Des larmes de sang
14 avril 2015
Au début des années 2000, lors de ma toute première année à l’université, le professeur du cours sur la politique latino-américaine avait amorcé son cours en nous parlant d’un auteur uruguayen, Eduardo Galeano.
C’était la première fois que j’entendais parler de l’auteur du célèbre essai « Les veines ouvertes de l’Amérique latine », un ouvrage qui raconte la colonisation. S’introduire à l’Amérique latine à travers les écrits Galeano est un enchantement, et ce, même si l’histoire qu’il nous rapporte à propos de ses peuples n’est pas toujours gaie.
Eduardo Galeano s’est éteint hier à Montevideo. Il avait 74 ans.
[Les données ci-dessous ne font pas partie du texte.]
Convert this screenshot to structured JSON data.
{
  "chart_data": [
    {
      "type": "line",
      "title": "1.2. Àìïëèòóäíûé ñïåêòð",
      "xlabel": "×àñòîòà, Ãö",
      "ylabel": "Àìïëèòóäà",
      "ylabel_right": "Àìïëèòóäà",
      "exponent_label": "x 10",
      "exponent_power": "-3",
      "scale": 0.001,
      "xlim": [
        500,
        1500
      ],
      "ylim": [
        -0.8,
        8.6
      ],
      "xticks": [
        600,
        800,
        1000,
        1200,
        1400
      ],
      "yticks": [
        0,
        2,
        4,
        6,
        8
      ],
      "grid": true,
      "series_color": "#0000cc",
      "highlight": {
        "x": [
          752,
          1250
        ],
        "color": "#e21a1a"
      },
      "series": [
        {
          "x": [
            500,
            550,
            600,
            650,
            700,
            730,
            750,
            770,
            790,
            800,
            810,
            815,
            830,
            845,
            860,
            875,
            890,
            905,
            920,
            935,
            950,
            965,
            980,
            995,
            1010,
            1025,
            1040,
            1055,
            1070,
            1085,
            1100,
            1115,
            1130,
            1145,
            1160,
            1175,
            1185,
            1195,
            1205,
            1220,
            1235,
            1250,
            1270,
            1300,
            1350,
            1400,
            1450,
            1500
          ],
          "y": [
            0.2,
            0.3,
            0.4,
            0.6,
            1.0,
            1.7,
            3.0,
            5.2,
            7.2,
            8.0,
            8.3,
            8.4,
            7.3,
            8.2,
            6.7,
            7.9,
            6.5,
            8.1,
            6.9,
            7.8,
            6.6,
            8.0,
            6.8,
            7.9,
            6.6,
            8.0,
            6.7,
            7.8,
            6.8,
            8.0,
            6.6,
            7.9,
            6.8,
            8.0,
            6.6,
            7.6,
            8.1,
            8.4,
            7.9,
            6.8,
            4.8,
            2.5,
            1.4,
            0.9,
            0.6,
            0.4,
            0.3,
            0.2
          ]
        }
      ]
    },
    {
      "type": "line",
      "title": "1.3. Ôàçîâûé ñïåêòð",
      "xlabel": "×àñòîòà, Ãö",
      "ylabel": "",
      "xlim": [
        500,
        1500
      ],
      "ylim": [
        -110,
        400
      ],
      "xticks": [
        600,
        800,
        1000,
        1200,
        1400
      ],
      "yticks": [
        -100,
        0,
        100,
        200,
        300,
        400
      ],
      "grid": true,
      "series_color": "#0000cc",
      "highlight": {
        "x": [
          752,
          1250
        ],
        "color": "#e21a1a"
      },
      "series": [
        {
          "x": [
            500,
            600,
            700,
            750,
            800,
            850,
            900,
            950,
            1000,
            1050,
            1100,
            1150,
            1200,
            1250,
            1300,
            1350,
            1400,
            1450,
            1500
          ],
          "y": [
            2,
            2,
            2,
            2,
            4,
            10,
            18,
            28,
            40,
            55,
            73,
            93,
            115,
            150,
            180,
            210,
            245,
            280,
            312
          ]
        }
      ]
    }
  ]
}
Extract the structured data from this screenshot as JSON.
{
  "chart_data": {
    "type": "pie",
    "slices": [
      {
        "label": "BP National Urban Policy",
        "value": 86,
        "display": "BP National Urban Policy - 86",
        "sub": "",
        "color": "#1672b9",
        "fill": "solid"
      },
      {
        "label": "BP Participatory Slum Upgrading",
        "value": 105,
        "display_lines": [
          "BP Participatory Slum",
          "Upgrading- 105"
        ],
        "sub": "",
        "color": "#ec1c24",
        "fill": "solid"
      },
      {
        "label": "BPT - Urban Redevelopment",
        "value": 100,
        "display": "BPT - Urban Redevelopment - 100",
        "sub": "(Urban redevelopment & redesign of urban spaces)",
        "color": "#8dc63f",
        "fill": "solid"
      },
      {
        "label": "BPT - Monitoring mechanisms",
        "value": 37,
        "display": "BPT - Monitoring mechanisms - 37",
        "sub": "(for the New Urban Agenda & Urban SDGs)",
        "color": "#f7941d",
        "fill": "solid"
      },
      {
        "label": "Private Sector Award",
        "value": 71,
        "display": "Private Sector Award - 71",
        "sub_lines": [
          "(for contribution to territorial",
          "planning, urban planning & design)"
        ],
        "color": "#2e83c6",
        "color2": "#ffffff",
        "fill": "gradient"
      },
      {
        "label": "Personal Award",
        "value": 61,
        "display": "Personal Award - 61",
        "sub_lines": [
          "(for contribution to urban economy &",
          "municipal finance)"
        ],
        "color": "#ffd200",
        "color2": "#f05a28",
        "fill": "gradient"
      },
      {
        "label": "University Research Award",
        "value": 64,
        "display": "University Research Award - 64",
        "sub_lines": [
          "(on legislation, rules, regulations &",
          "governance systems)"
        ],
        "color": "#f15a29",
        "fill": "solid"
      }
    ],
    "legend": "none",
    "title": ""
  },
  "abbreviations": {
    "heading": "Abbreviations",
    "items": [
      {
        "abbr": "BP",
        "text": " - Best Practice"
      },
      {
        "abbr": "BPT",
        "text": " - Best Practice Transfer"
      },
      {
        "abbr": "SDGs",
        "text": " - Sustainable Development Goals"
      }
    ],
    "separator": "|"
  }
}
L’Amérique latine et le monde perd ainsi un autre grandiose écrivain après les décès récents du colombien Gabriel García Márquez (1927-2014) et du mexicain Carlos Fuentes (1928-2012). Comme ces autres personnages, Galeano était un écrivain dont l’œuvre débordait la littérature. En Amérique latine, les président-e-s ont l’air de personnages de romans et les écrivains ont souvent la stature des président-e-s.
Galeano a inspiré l’IRIS.
Le même cours de politique latino-américaine qui m’avait fait connaître Eduardo Galeano m’avait appris que deux éléments sont communs à ce que l’on désigne sous le nom d’Amérique latine : une langue latine et un héritage catholique. À ce compte-là, le Québec ne serait-il pas aussi l’Amérique latine ?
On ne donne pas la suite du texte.